Before you knew it, not only would you have lost control of local spending, you’ll have lost your state legislator to the Concord equivalent of the DC beltway.

More taxes means more influence peddling and not by you. You don’t have the time or the money to hire a lobbyist to go fight for your money. You also won’t have the resources to donate to candidates running for office who decide where that money goes.

That’s without even considering the complete evaporation of the New Hampshire Advantage that Fernald’s deception would cause. The loss of retail jobs, border tax boom towns, the retail-tourists, and all the revenue they bring.

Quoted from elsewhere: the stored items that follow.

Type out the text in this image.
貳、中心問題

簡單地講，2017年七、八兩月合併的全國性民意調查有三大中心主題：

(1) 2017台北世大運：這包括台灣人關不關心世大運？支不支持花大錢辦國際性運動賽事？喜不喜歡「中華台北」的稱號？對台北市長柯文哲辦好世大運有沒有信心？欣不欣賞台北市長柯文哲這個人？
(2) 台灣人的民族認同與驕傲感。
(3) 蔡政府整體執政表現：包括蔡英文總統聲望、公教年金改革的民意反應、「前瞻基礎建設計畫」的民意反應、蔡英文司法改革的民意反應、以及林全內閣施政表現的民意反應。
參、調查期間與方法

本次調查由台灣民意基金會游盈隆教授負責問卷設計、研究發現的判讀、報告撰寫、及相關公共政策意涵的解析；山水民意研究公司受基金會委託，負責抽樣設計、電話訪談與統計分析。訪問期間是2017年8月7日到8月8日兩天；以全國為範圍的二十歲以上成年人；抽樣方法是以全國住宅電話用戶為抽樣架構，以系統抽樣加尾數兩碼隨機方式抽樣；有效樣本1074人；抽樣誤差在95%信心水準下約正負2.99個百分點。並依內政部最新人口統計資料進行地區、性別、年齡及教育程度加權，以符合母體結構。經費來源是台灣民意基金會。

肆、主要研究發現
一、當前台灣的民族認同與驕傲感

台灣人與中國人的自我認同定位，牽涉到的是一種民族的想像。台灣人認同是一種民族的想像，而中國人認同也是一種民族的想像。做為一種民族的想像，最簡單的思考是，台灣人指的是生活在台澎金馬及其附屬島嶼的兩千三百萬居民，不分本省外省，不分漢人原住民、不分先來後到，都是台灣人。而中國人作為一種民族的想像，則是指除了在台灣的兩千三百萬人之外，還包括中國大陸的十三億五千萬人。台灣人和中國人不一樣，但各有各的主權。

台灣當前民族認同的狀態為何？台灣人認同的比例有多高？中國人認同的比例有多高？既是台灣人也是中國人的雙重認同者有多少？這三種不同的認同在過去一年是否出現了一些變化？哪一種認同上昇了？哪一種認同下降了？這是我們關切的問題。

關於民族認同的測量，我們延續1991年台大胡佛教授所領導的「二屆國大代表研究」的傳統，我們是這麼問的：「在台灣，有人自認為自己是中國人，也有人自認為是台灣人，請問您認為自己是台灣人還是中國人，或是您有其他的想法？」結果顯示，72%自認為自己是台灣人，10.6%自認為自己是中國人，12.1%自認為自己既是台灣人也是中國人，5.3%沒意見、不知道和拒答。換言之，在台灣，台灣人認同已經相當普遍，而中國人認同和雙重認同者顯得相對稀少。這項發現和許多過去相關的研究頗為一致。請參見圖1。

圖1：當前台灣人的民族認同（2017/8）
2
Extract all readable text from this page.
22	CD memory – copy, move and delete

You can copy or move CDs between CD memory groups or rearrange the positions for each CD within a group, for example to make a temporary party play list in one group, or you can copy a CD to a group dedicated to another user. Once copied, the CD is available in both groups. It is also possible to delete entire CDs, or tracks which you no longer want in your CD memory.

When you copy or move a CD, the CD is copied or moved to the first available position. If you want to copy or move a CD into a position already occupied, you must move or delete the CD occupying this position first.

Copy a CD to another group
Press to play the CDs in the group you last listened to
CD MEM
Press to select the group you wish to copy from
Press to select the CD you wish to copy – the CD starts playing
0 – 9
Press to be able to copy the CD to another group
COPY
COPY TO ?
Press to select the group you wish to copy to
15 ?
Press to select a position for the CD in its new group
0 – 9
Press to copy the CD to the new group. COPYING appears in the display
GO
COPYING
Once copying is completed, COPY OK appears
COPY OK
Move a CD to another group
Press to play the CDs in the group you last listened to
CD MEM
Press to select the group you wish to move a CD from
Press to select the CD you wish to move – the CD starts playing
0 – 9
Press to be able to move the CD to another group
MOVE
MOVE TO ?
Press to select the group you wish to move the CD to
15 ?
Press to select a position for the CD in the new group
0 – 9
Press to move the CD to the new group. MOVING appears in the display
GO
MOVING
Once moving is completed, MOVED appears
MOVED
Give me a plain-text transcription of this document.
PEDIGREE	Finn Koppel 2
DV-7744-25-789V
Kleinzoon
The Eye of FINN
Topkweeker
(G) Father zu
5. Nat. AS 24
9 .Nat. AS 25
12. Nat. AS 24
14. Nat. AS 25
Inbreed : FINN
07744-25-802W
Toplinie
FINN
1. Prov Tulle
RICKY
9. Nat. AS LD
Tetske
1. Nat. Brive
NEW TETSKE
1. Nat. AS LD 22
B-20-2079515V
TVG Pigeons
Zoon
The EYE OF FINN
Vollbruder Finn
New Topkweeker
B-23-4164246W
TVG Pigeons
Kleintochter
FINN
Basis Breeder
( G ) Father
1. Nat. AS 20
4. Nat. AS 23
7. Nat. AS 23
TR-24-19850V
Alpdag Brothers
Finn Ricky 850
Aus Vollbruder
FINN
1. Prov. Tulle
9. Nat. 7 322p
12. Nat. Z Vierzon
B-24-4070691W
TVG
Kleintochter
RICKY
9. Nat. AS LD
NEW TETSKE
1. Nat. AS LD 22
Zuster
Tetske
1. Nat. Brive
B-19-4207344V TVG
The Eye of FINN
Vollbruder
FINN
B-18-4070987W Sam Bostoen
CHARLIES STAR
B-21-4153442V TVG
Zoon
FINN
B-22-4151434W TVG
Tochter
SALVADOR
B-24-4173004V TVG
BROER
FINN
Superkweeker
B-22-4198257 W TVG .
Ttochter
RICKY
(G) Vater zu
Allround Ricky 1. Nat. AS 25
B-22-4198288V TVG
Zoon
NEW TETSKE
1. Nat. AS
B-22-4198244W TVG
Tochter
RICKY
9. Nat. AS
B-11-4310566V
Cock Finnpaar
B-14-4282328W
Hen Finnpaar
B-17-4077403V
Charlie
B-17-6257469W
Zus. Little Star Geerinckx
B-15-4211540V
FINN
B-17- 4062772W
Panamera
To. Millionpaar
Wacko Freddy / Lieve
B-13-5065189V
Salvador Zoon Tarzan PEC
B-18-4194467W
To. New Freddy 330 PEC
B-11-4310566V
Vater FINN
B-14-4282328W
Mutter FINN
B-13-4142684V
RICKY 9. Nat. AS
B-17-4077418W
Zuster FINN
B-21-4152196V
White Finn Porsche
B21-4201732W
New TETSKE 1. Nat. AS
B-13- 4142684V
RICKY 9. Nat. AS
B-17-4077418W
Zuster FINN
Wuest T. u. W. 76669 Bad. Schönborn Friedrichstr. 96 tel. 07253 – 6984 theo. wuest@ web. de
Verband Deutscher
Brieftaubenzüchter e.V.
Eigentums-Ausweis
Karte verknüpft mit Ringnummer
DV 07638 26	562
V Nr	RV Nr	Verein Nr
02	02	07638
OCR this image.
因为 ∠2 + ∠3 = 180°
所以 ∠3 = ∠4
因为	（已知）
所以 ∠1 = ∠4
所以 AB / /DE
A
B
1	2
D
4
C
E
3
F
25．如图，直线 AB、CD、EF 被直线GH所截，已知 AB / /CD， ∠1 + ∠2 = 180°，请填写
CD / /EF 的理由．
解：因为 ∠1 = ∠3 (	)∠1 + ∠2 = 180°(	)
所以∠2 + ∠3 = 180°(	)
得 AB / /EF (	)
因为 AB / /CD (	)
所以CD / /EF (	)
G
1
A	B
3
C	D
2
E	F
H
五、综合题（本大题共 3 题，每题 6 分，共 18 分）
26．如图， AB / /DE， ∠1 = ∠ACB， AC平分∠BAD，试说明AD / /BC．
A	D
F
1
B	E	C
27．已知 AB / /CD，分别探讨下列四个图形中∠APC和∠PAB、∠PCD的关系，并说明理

If Mark Fernald has his way in short order there’d be no reason for businesses to stay in New Hampshire. They might just as well move across the border to Vermont, Maine, or even Massachusetts to be closer to customers who used to want to come here instead.

In a matter of years, we should expect a lower overall standard of living not for all people in the Granite State but primarily the folks who benefit most from the kinds of jobs we’d lose. A group that Democrats would identify as the working poor. Add to that lower income folk who would lose access to entry-level jobs and job training they could take with them to better-paying positions. Opportunities crushed, not by greedy business owners but by greedy politicians like Mark Fernald.

That means more folks on food stamps or welfare or maybe they just cross the border to follow their job. And that means raising the taxes just like the did in Vermont, making New Hampshire less appealing to not just business owners but human beings in general.

Art Woolf closes his Burlington Free Press piece with this.

I’m sure that in 1969 neither Governor Deane Davis nor any legislator who supported Vermont’s sales tax anticipated negative outcomes for the Vermont towns and cities along the Connecticut River. The history of Vermont’s sales tax serves as a cautionary note about the unintended, but not unforeseeable, consequences of taxes.

In 2018, even though we do know the negative impact these tax changes have (and the advantage they give to New Hampshire by not embracing them), we still find ourselves plagued by dim-witted political mountebanks selling their own dreams for bigger government as some secret cure-all.

It’s a scam.

So, if you are thinking about axing anything this November make sure it is Mark Fernald’s latest political ambitions and just about anyone else with a (D) next to their name. They all want the same thing but they aren’t all willing to just come out and admit it.